Stimmen zur Empfehlung der EU-Kommission, mit der Türkei Beitrittsverhandlungen aufzunehmen
Ifo befürchtet Kollaps des Arbeitsmarktes

Hans-Werner Sinn, Präsident des Münchner ifo-Instituts, ist gegen eine Aufnahme der Türkei in die EU. Der Arbeitsmarkt drohe dann zu kollabieren. Die positiven Stimmen zum Start von Beitrittsverhandlungen überwiegen allerdings.
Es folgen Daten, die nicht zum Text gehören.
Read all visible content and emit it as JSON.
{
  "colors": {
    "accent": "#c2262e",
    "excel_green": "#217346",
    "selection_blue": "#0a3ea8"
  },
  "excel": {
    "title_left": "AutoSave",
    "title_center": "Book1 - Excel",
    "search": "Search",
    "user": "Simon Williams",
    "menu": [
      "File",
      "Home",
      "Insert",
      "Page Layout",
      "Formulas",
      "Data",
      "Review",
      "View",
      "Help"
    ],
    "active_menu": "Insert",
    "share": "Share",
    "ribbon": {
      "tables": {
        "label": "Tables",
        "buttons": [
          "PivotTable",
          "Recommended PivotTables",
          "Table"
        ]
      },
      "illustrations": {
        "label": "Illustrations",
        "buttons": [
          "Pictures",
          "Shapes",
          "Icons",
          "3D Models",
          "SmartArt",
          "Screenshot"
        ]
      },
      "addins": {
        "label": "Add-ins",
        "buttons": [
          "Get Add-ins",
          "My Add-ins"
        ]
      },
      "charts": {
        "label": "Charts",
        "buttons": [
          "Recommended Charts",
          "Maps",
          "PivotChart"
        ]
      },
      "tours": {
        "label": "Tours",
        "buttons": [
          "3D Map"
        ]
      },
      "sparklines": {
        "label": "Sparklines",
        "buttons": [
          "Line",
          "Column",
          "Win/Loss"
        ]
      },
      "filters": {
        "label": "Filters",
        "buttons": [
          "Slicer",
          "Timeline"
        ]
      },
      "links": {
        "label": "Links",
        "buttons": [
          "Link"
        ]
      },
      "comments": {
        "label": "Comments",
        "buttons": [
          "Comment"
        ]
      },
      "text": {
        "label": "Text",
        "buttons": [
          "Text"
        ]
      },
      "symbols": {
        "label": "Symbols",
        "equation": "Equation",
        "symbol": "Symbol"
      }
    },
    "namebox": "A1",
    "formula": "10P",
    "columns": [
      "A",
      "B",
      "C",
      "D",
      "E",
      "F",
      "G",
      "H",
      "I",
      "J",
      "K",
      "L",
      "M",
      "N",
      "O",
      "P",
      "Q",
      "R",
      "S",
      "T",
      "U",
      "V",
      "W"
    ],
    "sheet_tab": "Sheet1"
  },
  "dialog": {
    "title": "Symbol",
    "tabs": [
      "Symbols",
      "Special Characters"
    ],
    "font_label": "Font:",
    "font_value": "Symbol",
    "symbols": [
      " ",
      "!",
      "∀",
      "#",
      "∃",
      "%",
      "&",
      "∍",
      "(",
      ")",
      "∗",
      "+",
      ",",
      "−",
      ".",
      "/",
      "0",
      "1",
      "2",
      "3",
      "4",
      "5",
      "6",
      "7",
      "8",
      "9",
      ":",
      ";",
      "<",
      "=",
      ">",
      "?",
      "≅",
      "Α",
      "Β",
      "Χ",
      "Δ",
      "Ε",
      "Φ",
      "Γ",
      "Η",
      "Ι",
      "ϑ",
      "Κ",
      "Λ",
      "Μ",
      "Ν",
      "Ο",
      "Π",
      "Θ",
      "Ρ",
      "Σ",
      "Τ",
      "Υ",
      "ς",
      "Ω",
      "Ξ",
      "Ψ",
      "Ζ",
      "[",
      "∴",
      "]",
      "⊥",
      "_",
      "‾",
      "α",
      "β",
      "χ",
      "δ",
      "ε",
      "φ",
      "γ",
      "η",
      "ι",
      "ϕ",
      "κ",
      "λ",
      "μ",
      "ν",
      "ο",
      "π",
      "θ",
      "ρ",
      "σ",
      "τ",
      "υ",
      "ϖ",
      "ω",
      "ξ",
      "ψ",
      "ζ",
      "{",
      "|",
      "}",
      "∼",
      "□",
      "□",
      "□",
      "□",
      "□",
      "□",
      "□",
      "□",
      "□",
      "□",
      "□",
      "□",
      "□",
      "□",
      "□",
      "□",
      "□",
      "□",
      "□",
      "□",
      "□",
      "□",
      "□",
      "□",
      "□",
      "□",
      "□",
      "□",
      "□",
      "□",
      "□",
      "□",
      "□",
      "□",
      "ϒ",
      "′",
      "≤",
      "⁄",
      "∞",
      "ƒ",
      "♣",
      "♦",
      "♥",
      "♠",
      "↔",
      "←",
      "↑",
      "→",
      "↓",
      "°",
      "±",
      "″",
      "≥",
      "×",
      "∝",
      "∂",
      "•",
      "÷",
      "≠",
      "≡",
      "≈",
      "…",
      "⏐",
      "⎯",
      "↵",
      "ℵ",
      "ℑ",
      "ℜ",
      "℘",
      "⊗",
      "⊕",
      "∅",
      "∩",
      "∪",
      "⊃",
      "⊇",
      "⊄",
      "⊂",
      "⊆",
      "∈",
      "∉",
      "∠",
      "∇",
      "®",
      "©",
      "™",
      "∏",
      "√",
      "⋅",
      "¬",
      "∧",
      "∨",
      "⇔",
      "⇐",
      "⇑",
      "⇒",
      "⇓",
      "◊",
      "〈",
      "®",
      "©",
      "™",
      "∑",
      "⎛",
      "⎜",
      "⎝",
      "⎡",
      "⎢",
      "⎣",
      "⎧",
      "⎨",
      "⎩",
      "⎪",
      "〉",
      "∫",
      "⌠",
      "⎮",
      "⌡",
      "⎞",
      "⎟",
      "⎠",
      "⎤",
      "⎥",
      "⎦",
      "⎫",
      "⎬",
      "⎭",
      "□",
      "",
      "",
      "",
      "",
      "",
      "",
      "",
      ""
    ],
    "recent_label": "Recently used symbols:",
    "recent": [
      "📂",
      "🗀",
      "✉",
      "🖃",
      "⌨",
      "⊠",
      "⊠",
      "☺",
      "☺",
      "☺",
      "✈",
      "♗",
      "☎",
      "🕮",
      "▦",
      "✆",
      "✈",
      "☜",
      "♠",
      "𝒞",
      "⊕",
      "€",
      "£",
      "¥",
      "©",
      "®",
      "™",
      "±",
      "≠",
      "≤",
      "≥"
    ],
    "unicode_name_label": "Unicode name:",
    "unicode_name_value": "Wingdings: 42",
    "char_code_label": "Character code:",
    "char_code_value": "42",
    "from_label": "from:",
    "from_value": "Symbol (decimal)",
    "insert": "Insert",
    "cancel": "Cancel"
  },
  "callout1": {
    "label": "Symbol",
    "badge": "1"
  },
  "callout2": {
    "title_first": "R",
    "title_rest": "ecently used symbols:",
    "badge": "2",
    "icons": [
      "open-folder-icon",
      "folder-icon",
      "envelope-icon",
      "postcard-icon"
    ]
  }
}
HB PASSAU/ISTANBUL/BRÜSSEL. „So wünschenswert und sinnvoll ein Türkei-Beitritt ganz langfristig vielleicht sein mag - Finger weg: Wir verheben uns!“, sagte Sinn der „Passauer Neuen Presse“. Er warnte vor den negativen Folgen eines Beitritts für den deutschen Arbeitsmarkt. Ökonomisch seien die zweistelligen Milliardenbeträge, die der Türkei aus EU-Geldern zustehen würden, nicht das Hauptproblem. „Das wirkliche Problem liegt darin, dass die Türkei sehr groß ist: 70 Millionen Einwohner und in 10 bis 15 Jahren das bevölkerungsreichste Land Europas“, erklärte Sinn.

Die Löhne in der Türkei lägen noch unter dem Niveau von Osteuropa. „In einer Übergangszeit von mehreren Jahrzehnten werden im Hochlohnland Deutschland die Löhne im unteren bis mittleren Bereich bereits durch den EU-Beitritt der Ostländer unter Druck geraten. Wenn auch noch die Türkei beitritt, wird die Zahl der Verlierer unter den deutschen Arbeitnehmern noch größer“, sagte Sinn.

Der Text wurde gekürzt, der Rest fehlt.